One of those sites is the popular blog, “365 Things To Do in Austin,” which was started this year by Austin real estate agent Kristy Owen.
Owen’s blog (http://365thingsaustin.com) gives
readers a daily idea of something to do around town, directing them to local spots such as Stubb’s, Westgate Lanes and Stunt Ranch Paintball.
The blog took off once she imported it to Facebook — it now has more than 97,000 fans.
In March, Owen partnered with FanForce and began running deals on her site — deals that were paired with whatever restaurant or venue she’s promoting.
“I never expected to make money, but it’s funny how life works out,” said Owen, a Houston native and University of Texas graduate.
Not that she’s planning to quit her day job.
“Everyone thinks the blog has helped my real estate career tremendously,” Owen said. “If I was a travel agent, I’d be overflowing with business.”
Those kinds of success stories were the holy grail in the early days of group buying. But the concept flamed out in the dot-com bust, most notably with the failure of the deal site Mercata almost 10 years ago.
Ultimately, group buying was ahead of its time, Aboel-Nil said. People are now much more comfortable making purchases online, he said. And with the advent of social networking, bargains can now be advertised through friends lists and on Twitter.

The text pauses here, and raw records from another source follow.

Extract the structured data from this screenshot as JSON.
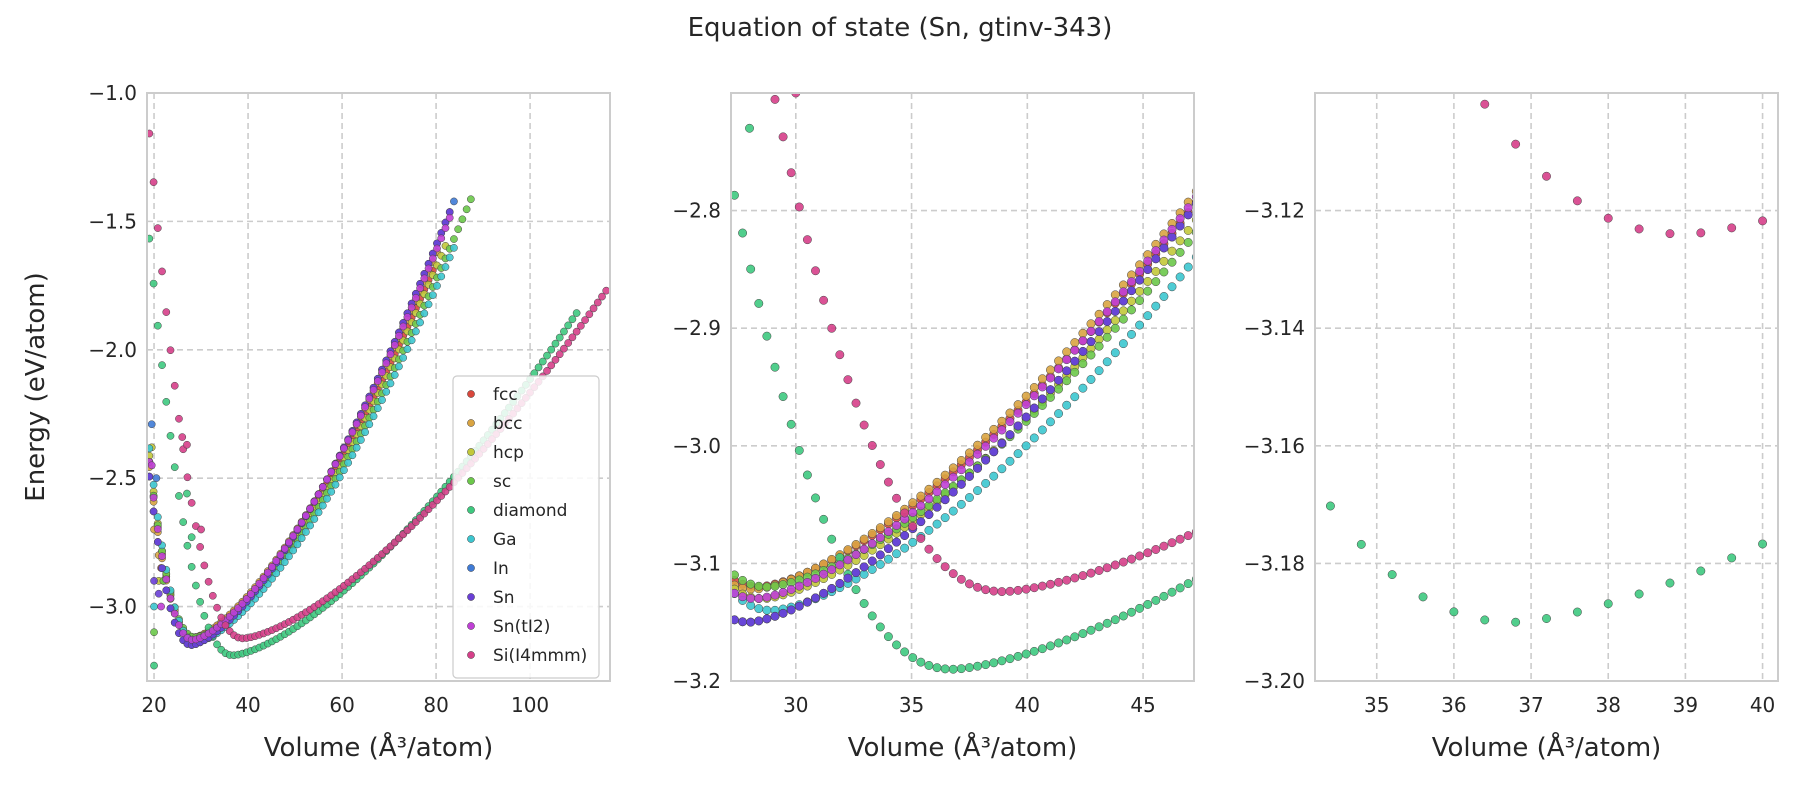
{
  "figure": {
    "title": "Equation of state (Sn, gtinv-343)"
  },
  "legend": {
    "placement": "lower-right of first panel",
    "entries": [
      {
        "name": "fcc",
        "color": "#d9473c"
      },
      {
        "name": "bcc",
        "color": "#d9a441"
      },
      {
        "name": "hcp",
        "color": "#c2c83a"
      },
      {
        "name": "sc",
        "color": "#6cc84a"
      },
      {
        "name": "diamond",
        "color": "#3ec97f"
      },
      {
        "name": "Ga",
        "color": "#3cc6cf"
      },
      {
        "name": "In",
        "color": "#3f7bd6"
      },
      {
        "name": "Sn",
        "color": "#6a3fd6"
      },
      {
        "name": "Sn(tI2)",
        "color": "#c03fd6"
      },
      {
        "name": "Si(I4mmm)",
        "color": "#d63f8a"
      }
    ]
  },
  "chart_data": [
    {
      "type": "scatter",
      "xlabel": "Volume (Å³/atom)",
      "ylabel": "Energy (eV/atom)",
      "xlim": [
        18.5,
        117
      ],
      "ylim": [
        -3.29,
        -1.0
      ],
      "xticks": [
        20,
        40,
        60,
        80,
        100
      ],
      "yticks": [
        -1.0,
        -1.5,
        -2.0,
        -2.5,
        -3.0
      ],
      "grid": true,
      "legend": true,
      "series": [
        {
          "name": "fcc",
          "color": "#d9473c",
          "v0": 28.4,
          "e0": -3.12,
          "b": 0.0055,
          "n": 0.96,
          "vmax": 80,
          "offset": 0.0,
          "spikes": [
            [
              21.5,
              -2.85
            ],
            [
              22,
              -2.9
            ]
          ]
        },
        {
          "name": "bcc",
          "color": "#d9a441",
          "v0": 28.2,
          "e0": -3.122,
          "b": 0.0056,
          "n": 0.96,
          "vmax": 81,
          "offset": 0.0,
          "spikes": [
            [
              20,
              -2.7
            ],
            [
              21,
              -2.8
            ]
          ]
        },
        {
          "name": "hcp",
          "color": "#c2c83a",
          "v0": 28.6,
          "e0": -3.13,
          "b": 0.0055,
          "n": 0.96,
          "vmax": 82,
          "offset": 0.0,
          "spikes": [
            [
              19.5,
              -2.38
            ],
            [
              21,
              -2.9
            ]
          ]
        },
        {
          "name": "sc",
          "color": "#6cc84a",
          "v0": 28.8,
          "e0": -3.12,
          "b": 0.005,
          "n": 0.97,
          "vmax": 88,
          "offset": 0.0,
          "spikes": [
            [
              20,
              -3.1
            ],
            [
              22,
              -2.9
            ]
          ]
        },
        {
          "name": "diamond",
          "color": "#3ec97f",
          "v0": 36.8,
          "e0": -3.19,
          "b": 0.0032,
          "n": 0.95,
          "vmax": 110,
          "offset": 0.0,
          "spikes": [
            [
              20,
              -3.23
            ],
            [
              27,
              -2.56
            ],
            [
              28,
              -2.73
            ]
          ]
        },
        {
          "name": "Ga",
          "color": "#3cc6cf",
          "v0": 29.0,
          "e0": -3.14,
          "b": 0.0053,
          "n": 0.96,
          "vmax": 84,
          "offset": 0.0,
          "spikes": [
            [
              20,
              -3.0
            ]
          ]
        },
        {
          "name": "In",
          "color": "#3f7bd6",
          "v0": 28.0,
          "e0": -3.15,
          "b": 0.0058,
          "n": 0.96,
          "vmax": 84,
          "offset": 0.0,
          "spikes": [
            [
              19.5,
              -2.29
            ],
            [
              20.5,
              -2.5
            ]
          ]
        },
        {
          "name": "Sn",
          "color": "#6a3fd6",
          "v0": 28.0,
          "e0": -3.15,
          "b": 0.0058,
          "n": 0.96,
          "vmax": 83,
          "offset": 0.0,
          "spikes": [
            [
              20,
              -2.9
            ],
            [
              21,
              -2.95
            ]
          ]
        },
        {
          "name": "Sn(tI2)",
          "color": "#c03fd6",
          "v0": 28.3,
          "e0": -3.13,
          "b": 0.0057,
          "n": 0.96,
          "vmax": 83,
          "offset": 0.0,
          "spikes": [
            [
              19.5,
              -2.45
            ],
            [
              21.5,
              -3.0
            ]
          ]
        },
        {
          "name": "Si(I4mmm)",
          "color": "#d63f8a",
          "v0": 39.0,
          "e0": -3.124,
          "b": 0.003,
          "n": 0.95,
          "vmax": 117,
          "offset": 0.0,
          "spikes": [
            [
              26,
              -2.34
            ],
            [
              27,
              -2.37
            ],
            [
              30,
              -2.7
            ]
          ]
        }
      ]
    },
    {
      "type": "scatter",
      "xlabel": "Volume (Å³/atom)",
      "ylabel": "",
      "xlim": [
        27.2,
        47.2
      ],
      "ylim": [
        -3.2,
        -2.7
      ],
      "xticks": [
        30,
        35,
        40,
        45
      ],
      "yticks": [
        -2.8,
        -2.9,
        -3.0,
        -3.1,
        -3.2
      ],
      "grid": true,
      "legend": false
    },
    {
      "type": "scatter",
      "xlabel": "Volume (Å³/atom)",
      "ylabel": "",
      "xlim": [
        34.2,
        40.2
      ],
      "ylim": [
        -3.2,
        -3.1
      ],
      "xticks": [
        35,
        36,
        37,
        38,
        39,
        40
      ],
      "yticks": [
        -3.12,
        -3.14,
        -3.16,
        -3.18,
        -3.2
      ],
      "grid": true,
      "legend": false
    }
  ]
}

In the wake of Mercata’s failure, Tippr CEO and Seattle entrepreneur Martin Tobias acquired a portfolio of group buying patents from the company.
FanForce’s merger with Tippr made sense, AboelNil said, because FanForce provided the technology and Tobias provided the patents and a brand name. “We didn’t do a lot of things he did, and vice versa,” AboelNil said.

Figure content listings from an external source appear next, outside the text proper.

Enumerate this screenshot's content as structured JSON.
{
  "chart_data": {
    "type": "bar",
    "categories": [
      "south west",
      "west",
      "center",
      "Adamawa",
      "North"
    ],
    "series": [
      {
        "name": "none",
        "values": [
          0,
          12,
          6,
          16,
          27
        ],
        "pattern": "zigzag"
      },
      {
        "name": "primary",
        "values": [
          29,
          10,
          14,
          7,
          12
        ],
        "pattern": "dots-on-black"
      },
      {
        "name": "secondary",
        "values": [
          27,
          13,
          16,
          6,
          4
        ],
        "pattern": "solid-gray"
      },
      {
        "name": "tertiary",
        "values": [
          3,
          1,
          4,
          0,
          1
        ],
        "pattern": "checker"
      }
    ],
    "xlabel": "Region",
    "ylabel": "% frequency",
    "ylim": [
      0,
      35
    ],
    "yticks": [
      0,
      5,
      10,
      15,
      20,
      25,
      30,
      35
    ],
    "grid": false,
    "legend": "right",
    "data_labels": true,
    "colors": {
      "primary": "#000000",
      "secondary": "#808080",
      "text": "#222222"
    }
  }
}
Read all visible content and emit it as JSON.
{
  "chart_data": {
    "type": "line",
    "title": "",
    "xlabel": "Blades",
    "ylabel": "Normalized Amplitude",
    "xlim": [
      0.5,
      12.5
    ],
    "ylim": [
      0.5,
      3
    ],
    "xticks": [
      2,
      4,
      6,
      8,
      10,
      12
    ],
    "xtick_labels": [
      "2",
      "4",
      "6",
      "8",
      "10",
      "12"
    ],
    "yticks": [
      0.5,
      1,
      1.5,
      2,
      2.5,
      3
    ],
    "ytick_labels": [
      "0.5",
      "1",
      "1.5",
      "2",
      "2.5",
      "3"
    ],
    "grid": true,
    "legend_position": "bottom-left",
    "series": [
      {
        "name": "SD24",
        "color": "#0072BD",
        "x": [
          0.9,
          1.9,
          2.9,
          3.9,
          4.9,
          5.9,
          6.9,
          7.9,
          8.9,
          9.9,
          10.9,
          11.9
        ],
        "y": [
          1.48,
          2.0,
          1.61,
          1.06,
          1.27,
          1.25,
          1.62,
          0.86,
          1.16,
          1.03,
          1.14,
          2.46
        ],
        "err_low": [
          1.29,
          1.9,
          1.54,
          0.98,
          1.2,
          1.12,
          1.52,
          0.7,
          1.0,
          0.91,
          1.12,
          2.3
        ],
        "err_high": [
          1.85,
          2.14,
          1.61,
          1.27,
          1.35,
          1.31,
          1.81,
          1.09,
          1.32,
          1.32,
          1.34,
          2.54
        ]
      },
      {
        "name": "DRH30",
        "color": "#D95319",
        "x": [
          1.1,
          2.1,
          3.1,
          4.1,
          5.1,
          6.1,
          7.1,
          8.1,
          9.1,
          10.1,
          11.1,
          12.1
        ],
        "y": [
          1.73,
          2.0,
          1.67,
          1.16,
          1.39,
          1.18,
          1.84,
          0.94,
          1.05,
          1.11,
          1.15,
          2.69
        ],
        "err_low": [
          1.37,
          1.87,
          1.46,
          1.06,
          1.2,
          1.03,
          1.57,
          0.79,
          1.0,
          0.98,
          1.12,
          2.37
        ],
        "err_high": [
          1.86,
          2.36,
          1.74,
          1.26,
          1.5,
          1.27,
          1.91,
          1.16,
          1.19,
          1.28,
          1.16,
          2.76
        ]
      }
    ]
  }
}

Tobias said he was introduced to the FanForce team by a common investor with RRE Ventures who had put money into MessageOne and one of Tobias’ companies.

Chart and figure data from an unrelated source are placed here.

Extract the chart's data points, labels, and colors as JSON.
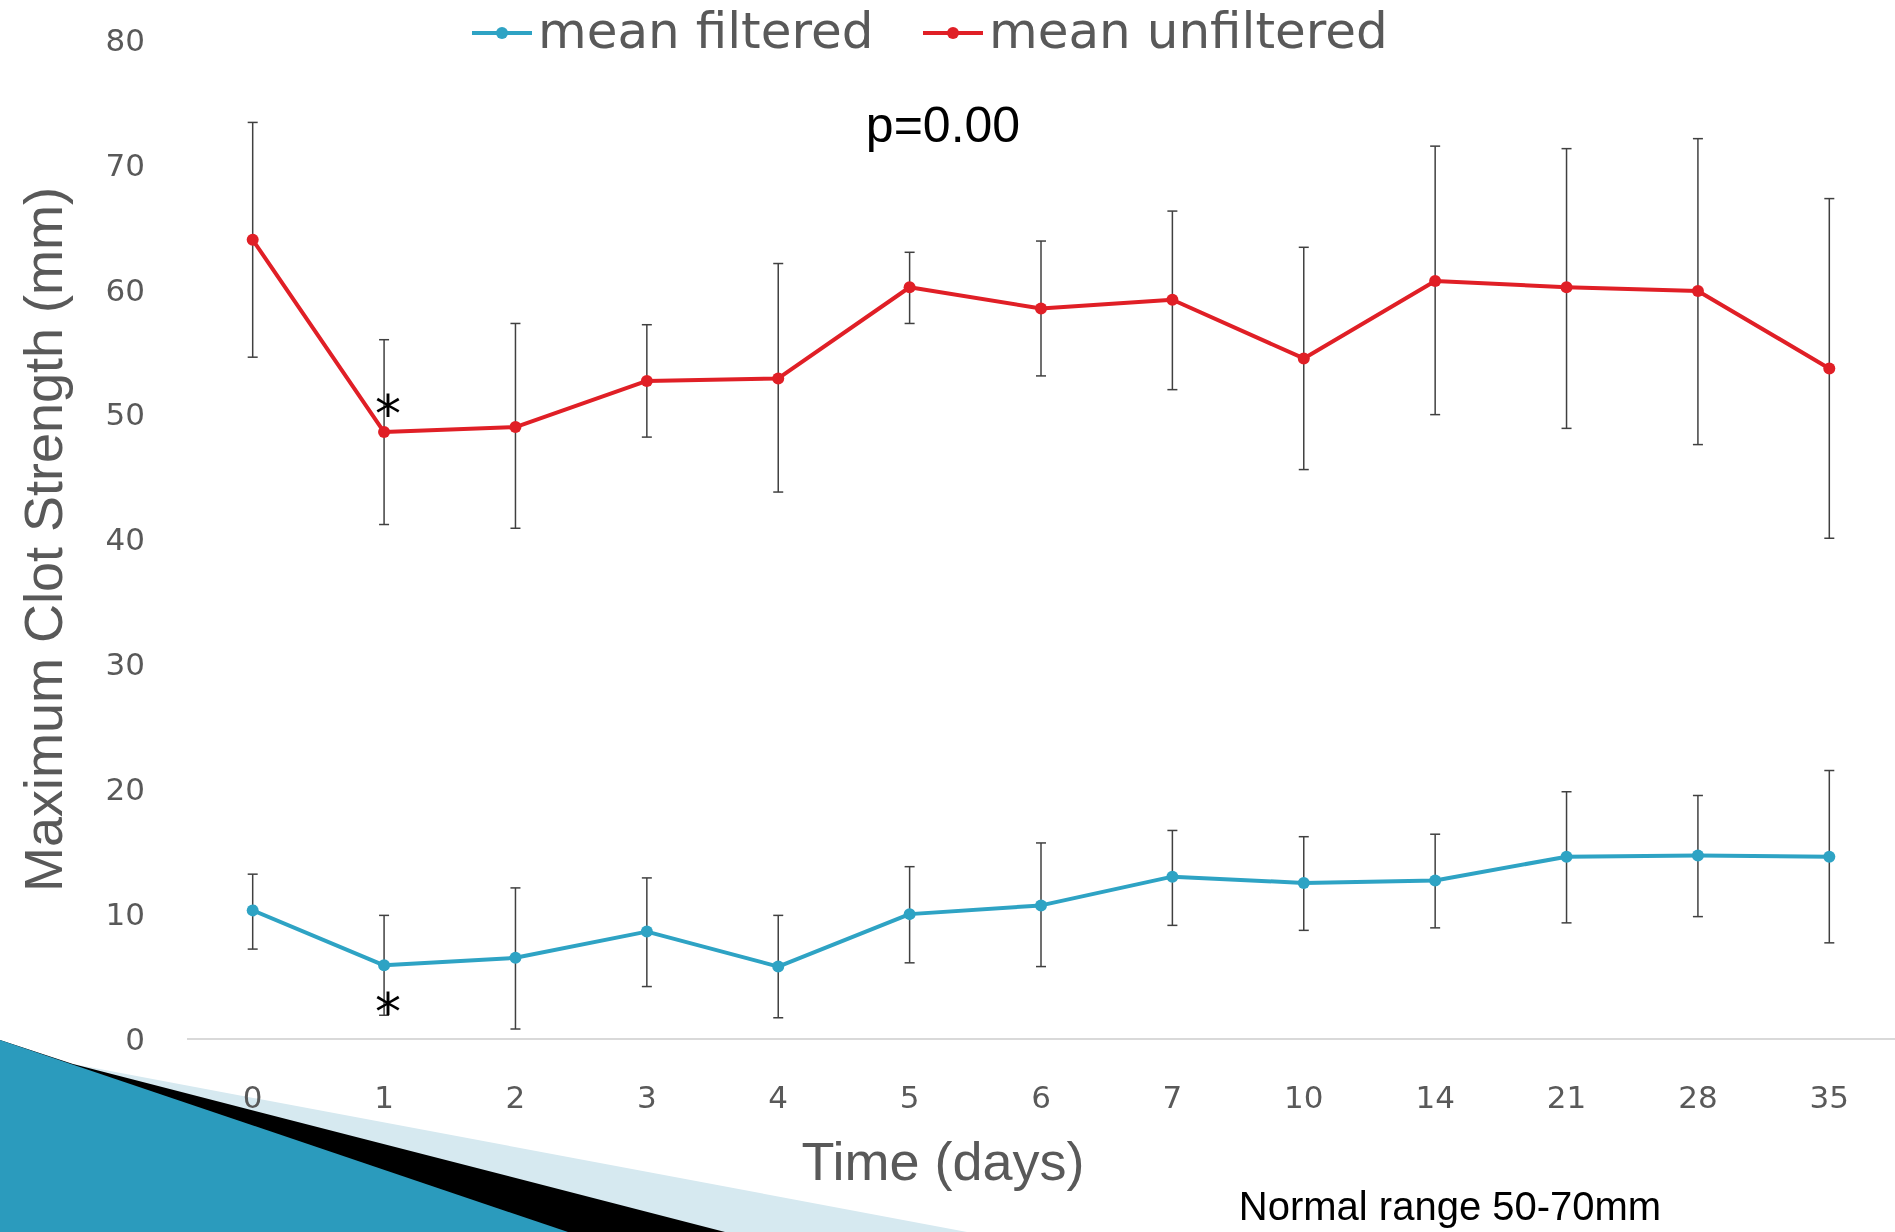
{
  "chart_data": {
    "type": "line",
    "ylabel": "Maximum Clot Strength (mm)",
    "xlabel": "Time (days)",
    "categories": [
      "0",
      "1",
      "2",
      "3",
      "4",
      "5",
      "6",
      "7",
      "10",
      "14",
      "21",
      "28",
      "35"
    ],
    "ylim": [
      0,
      80
    ],
    "yticks": [
      0,
      10,
      20,
      30,
      40,
      50,
      60,
      70,
      80
    ],
    "grid": false,
    "legend": "top",
    "marker": "circle",
    "line_style": "solid",
    "series": [
      {
        "name": "mean filtered",
        "color": "#2ea3c4",
        "values": [
          10.3,
          5.9,
          6.5,
          8.6,
          5.8,
          10.0,
          10.7,
          13.0,
          12.5,
          12.7,
          14.6,
          14.7,
          14.6
        ],
        "errors": [
          [
            7.2,
            13.2
          ],
          [
            1.9,
            9.9
          ],
          [
            0.8,
            12.1
          ],
          [
            4.2,
            12.9
          ],
          [
            1.7,
            9.9
          ],
          [
            6.1,
            13.8
          ],
          [
            5.8,
            15.7
          ],
          [
            9.1,
            16.7
          ],
          [
            8.7,
            16.2
          ],
          [
            8.9,
            16.4
          ],
          [
            9.3,
            19.8
          ],
          [
            9.8,
            19.5
          ],
          [
            7.7,
            21.5
          ]
        ]
      },
      {
        "name": "mean unfiltered",
        "color": "#e01f26",
        "values": [
          64.0,
          48.6,
          49.0,
          52.7,
          52.9,
          60.2,
          58.5,
          59.2,
          54.5,
          60.7,
          60.2,
          59.9,
          53.7
        ],
        "errors": [
          [
            54.6,
            73.4
          ],
          [
            41.2,
            56.0
          ],
          [
            40.9,
            57.3
          ],
          [
            48.2,
            57.2
          ],
          [
            43.8,
            62.1
          ],
          [
            57.3,
            63.0
          ],
          [
            53.1,
            63.9
          ],
          [
            52.0,
            66.3
          ],
          [
            45.6,
            63.4
          ],
          [
            50.0,
            71.5
          ],
          [
            48.9,
            71.3
          ],
          [
            47.6,
            72.1
          ],
          [
            40.1,
            67.3
          ]
        ]
      }
    ],
    "annotations": [
      "p=0.00",
      "Normal range 50-70mm",
      {
        "text": "*",
        "x": "1",
        "y": 51.5
      },
      {
        "text": "*",
        "x": "1",
        "y": 3.6
      }
    ]
  }
}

“The more we talked, the more it was clear that there was a super-good alignment of interest and what we needed and what they needed,” Tobias said.
Unlike its competitors, Tippr manages a network of publishers in addition to its own site. Sites like Groupon aren’t interested in enabling others to do group buying, Tobias said.
But in the long run, the bigger opportunity is “to power everyone else with this new technology,” he said.
As an example, he pointed to search engine Yahoo, an early market leader that ultimately decided, according to Tobias, that its primary value was in its own brand.
“And now Google’s 20 times bigger than Yahoo because they’re enabling everybody else in the world with ad technology and search technology,” he said.
Aboel-Nil and his team will stay in Austin, along with software engineering operations. Tippr’s sales and marketing will be based in Seattle, he said. In total, the company has about 30 employees, with nine in Austin.
The company is on target to double its gross revenue every month, Aboel-Nil said.
Tippr’s ultimate goal isn’t to try and beat out the Groupons and LivingSocials of the world, he said. Those are here to stay.
But where Tippr can make an impact is by bringing group buying to niche sites — and target deals based on a site’s particular demographics.
“That’s a big market. And there’s a lot of them,” AboelNil said.
From left, John Whitmarsh, Dane Knecht, Jordan McCoy, Isaac Specter, Paul Bordelon and Samy Aboel-Nil of Austin’s FanForce.com, which was recently acquired by Tippr.com. According to Aboel-Nil, FanForce’s mission is not to be a deal site, but rather ‘an arms broker, if you will.’